We've also felt the search engines moving in a more "holistic" direction, and seeking features that "brands" have, but generic sites don't in order to reward the former in their rankings. I did a presentation on this topic at the recent Be-Wizard! San Marino event, included below:

 

 

It's my sense that increasing the diversity of sources is an excellent path for online marketers to take, especially at this junction, because:

  • Search engines want to reward sites that "naturally" attract traffic from other sources - those who get clicks on the links that point to them, who have social media sharing happening aroud their content and who aren't simply a "farm" for search visits.
  • The online world is diversifying at a much greater clip in the last 3 years than anytime since the mid-90's. Instead of consolidation, we're seeing expansion as sites like Reddit, StumbleUpon, Twitter, Facebook, Yelp, YouTube, etc. all expand their reach and newcomers like Foursquare, Path, Quora, StackExchange, Groupon, LivingSocial, and many others become substantive traffic drivers. Sites that can't play in these new ecosystems will likely lose out to their early-adopter-friendly competitors.
  • No single source of traffic is wholly "safe," but a diversified portfolio has much less associated risk.
  • Diversifying traffic sources means experimenting with new potential channels for traffic, and that means potentially finding sources that send great visits, links, citations, shares, etc.
  • Getting to a new channel before a competitor can be key to owning mindshare and traffic from that source.
  • Diversification makes it less likely that a road bump in any single channel can have a devasting impact on your overall business. One thing I'm very thankful for is that SEOmoz only gets ~30% of its traffic from Google. Should they ever (intentionally or unintentionally) alter our ability to perform, we won't be dead in the water (unlike many of our peers in similar spaces).

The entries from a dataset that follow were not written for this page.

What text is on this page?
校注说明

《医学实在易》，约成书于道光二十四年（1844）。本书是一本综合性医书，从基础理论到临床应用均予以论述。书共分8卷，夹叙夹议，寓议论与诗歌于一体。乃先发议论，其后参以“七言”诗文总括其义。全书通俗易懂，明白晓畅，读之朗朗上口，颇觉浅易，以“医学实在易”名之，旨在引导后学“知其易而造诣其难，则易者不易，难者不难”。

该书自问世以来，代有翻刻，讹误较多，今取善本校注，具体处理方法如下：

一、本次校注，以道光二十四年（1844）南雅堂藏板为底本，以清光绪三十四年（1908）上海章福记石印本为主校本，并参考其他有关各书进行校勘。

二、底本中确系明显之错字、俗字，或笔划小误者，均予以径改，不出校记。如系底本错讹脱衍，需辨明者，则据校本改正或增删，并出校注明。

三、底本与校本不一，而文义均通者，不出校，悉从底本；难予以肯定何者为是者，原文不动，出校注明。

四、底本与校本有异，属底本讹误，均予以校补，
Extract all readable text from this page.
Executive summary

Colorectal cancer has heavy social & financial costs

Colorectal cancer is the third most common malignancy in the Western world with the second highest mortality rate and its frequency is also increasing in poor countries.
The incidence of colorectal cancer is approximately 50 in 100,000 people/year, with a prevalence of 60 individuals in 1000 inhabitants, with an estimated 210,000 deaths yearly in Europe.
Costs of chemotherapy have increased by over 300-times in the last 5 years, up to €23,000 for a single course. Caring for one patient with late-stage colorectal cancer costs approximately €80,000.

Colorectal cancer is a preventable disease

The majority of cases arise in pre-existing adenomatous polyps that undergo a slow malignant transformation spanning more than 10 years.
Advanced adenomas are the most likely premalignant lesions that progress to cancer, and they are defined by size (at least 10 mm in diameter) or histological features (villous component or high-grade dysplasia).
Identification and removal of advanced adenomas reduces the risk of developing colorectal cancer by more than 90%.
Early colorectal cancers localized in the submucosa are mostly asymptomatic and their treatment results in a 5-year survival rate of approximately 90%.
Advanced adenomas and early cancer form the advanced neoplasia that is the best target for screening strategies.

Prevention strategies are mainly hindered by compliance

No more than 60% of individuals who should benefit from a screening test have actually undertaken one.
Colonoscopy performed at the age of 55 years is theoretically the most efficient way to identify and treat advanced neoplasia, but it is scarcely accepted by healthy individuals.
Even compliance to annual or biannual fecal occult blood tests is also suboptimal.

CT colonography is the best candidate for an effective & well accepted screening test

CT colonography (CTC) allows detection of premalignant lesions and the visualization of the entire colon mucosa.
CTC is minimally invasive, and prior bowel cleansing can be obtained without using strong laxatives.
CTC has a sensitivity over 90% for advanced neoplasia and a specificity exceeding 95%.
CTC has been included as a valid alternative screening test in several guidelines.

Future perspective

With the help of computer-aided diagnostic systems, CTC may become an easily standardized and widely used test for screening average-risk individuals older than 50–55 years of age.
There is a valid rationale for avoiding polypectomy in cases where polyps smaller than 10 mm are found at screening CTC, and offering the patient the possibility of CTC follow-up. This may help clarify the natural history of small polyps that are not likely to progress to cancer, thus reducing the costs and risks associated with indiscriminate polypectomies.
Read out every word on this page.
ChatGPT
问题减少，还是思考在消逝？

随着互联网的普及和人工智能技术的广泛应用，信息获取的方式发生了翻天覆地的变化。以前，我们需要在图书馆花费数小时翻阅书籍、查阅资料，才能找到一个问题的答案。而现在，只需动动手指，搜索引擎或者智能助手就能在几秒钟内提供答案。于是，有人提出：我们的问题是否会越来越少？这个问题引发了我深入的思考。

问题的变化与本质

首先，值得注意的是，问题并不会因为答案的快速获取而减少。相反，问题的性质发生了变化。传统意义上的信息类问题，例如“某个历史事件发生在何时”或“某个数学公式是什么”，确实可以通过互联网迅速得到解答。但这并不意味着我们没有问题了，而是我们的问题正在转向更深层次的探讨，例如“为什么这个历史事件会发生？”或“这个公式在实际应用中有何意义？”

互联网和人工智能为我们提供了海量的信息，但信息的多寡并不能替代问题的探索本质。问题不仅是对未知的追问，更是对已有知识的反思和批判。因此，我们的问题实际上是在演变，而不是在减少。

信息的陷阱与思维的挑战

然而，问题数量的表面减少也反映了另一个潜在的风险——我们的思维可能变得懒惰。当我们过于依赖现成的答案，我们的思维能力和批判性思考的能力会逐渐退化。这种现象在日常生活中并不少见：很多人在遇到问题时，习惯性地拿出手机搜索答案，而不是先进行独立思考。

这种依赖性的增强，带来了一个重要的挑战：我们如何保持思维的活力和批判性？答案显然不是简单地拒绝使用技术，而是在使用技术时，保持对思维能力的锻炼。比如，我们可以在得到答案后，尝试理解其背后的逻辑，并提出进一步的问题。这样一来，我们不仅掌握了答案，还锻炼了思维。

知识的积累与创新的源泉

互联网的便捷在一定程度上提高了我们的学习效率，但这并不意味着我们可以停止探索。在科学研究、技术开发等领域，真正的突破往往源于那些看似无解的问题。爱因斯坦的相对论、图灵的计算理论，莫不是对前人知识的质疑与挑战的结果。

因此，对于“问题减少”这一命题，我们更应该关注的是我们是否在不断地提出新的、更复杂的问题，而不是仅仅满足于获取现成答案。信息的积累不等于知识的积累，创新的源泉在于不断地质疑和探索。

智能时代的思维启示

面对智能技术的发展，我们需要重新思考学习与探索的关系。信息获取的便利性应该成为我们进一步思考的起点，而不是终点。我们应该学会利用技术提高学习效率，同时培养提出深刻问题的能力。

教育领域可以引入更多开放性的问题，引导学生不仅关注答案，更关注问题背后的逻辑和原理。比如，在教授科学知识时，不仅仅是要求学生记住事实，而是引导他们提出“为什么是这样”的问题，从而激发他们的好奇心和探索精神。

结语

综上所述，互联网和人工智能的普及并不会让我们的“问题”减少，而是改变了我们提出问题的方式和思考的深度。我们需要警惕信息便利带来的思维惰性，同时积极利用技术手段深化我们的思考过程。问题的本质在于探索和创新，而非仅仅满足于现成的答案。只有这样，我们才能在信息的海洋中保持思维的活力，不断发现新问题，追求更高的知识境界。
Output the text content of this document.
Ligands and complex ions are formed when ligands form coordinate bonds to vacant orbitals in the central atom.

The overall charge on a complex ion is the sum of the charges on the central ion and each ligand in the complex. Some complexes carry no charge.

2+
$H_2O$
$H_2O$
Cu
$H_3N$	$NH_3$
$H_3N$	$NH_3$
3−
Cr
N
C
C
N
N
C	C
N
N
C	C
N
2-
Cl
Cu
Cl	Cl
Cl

Of course, knowing what we have to do is the easy part. Executing on that is much more challenging. That's why, over the next 18 months, it's my goal to start investing more energy into research, case studies, content and, of course, software, to help. In order to win at SEO, we're going to need to win at ALL of inbound marketing, and luckily, the side effects are incredibly beneficial, too.